Fade in again on Grams, coming out of the house with a coffeepot; pan over to The Flash and Gale at a smaller picnic table, eating pie and laughing together. Dawson asks if he can join them. Gale compliments him on his remarks at the table earlier, and The Flash recommends Gale's pie as "well worth the wait." Dawson bursts out, "All right, guys, that's enough," accuses them of "acting like Rob and Laura Petrie," and says that if he has to endure "one more moment of false sitcommy good cheer," he'll puke. Gale stands up, turns her rings around, and backhands Dawson across the face, snarling -- oh, sorry. Actually, she tells him, "We're just trying to become friends again, Dawson." "Friends, or more than friends?" Dawson demands snippily. The Flash sort of glares at Dawson, and Gale looks cowed as Dawson wonders aloud what it means that Gale has moved into the guest room.
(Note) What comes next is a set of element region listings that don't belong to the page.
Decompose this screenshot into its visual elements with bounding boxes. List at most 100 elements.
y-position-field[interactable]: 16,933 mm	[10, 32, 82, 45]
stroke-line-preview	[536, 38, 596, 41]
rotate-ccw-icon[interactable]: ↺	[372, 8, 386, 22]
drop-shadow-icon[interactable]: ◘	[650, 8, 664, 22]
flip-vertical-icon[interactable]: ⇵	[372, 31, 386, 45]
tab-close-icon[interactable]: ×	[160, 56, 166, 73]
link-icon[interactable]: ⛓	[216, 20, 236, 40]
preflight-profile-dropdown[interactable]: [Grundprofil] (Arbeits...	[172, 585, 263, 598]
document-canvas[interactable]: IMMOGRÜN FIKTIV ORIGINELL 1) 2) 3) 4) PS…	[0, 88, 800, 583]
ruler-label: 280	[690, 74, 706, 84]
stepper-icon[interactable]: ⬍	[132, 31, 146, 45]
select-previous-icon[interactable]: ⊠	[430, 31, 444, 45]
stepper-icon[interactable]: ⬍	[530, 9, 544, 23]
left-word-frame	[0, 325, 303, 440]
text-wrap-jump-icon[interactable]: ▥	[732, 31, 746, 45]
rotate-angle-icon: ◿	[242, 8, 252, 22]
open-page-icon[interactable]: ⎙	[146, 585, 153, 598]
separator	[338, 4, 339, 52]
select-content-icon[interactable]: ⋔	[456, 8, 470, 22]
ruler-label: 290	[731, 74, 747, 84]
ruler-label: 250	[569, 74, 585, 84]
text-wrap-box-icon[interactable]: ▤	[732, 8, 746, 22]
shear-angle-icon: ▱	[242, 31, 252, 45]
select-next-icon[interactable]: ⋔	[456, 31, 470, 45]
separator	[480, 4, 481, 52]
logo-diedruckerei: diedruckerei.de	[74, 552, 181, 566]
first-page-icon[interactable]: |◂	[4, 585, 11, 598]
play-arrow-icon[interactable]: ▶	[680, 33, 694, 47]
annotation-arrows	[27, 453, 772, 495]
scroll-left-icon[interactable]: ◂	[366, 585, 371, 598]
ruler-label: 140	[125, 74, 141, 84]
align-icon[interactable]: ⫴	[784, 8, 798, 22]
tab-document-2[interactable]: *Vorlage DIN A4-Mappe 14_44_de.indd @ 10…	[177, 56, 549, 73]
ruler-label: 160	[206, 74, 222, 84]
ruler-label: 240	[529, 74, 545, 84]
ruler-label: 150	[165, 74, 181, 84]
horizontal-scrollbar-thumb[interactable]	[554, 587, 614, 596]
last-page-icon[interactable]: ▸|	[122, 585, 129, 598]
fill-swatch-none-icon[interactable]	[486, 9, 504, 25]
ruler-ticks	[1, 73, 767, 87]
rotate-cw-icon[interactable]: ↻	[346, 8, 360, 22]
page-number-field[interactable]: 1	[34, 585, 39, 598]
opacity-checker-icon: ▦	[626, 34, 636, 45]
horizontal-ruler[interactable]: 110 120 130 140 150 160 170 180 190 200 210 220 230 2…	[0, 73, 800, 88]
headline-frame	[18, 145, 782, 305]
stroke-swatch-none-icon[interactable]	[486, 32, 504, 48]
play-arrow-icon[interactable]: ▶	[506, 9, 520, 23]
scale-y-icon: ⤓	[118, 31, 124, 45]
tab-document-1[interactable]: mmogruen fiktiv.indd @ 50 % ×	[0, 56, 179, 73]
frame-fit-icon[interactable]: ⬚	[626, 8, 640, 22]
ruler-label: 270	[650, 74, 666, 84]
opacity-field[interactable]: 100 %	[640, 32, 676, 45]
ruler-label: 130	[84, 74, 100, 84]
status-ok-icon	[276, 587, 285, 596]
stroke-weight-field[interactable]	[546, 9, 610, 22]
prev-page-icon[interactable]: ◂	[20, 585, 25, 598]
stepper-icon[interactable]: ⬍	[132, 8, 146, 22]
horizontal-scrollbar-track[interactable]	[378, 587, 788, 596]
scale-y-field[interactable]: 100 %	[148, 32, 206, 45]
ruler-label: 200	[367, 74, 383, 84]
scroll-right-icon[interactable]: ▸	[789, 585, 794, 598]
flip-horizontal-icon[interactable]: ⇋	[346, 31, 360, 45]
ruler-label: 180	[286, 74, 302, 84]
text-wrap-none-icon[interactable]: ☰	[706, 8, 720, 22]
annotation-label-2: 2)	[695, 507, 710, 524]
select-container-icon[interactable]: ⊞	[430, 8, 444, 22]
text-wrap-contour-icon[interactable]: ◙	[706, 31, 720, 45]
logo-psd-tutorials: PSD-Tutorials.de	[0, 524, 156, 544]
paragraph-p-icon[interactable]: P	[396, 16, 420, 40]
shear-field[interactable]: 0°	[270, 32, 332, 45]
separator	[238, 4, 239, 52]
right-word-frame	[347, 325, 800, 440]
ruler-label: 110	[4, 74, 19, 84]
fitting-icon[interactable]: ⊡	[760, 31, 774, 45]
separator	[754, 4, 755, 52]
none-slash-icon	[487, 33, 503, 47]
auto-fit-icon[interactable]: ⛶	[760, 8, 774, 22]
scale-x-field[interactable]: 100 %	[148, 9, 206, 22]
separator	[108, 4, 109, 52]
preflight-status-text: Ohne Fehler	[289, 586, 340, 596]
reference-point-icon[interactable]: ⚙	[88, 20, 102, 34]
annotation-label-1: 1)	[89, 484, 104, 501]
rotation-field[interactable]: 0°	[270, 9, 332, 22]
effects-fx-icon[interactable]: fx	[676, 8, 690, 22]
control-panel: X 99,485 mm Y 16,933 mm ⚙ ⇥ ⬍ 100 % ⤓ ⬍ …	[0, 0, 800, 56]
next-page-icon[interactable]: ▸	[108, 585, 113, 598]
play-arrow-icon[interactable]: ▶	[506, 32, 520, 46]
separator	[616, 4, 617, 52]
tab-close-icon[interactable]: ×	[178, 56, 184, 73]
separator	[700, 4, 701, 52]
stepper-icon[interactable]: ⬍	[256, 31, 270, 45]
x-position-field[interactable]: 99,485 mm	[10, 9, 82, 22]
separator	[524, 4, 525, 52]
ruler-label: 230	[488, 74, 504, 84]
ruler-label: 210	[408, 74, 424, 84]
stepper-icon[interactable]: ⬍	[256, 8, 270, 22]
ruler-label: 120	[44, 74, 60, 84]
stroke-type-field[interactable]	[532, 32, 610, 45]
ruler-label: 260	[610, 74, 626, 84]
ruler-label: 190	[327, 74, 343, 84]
The Flash growls, "It's not that simple, Dawson," and Dawson says, "It never is with you two," and he sits with them at the table and continues to act entitled to information about the state of their marriage while at the same time making condescending comments about their "drama," and I can understand why the child of estranged parents might want the occasional status report, but I can also think of about a hundred less obnoxious and confrontational ways to get said status report. Dawson wraps up his me-me-me blithering by demanding that his parents "be honest with" him, and Gale and The Flash shoot each other several uneasy looks. Gale half-nods at The Flash, and Dawson looks back and forth between them and waits for them to honor his demands. Shut up, Dawson.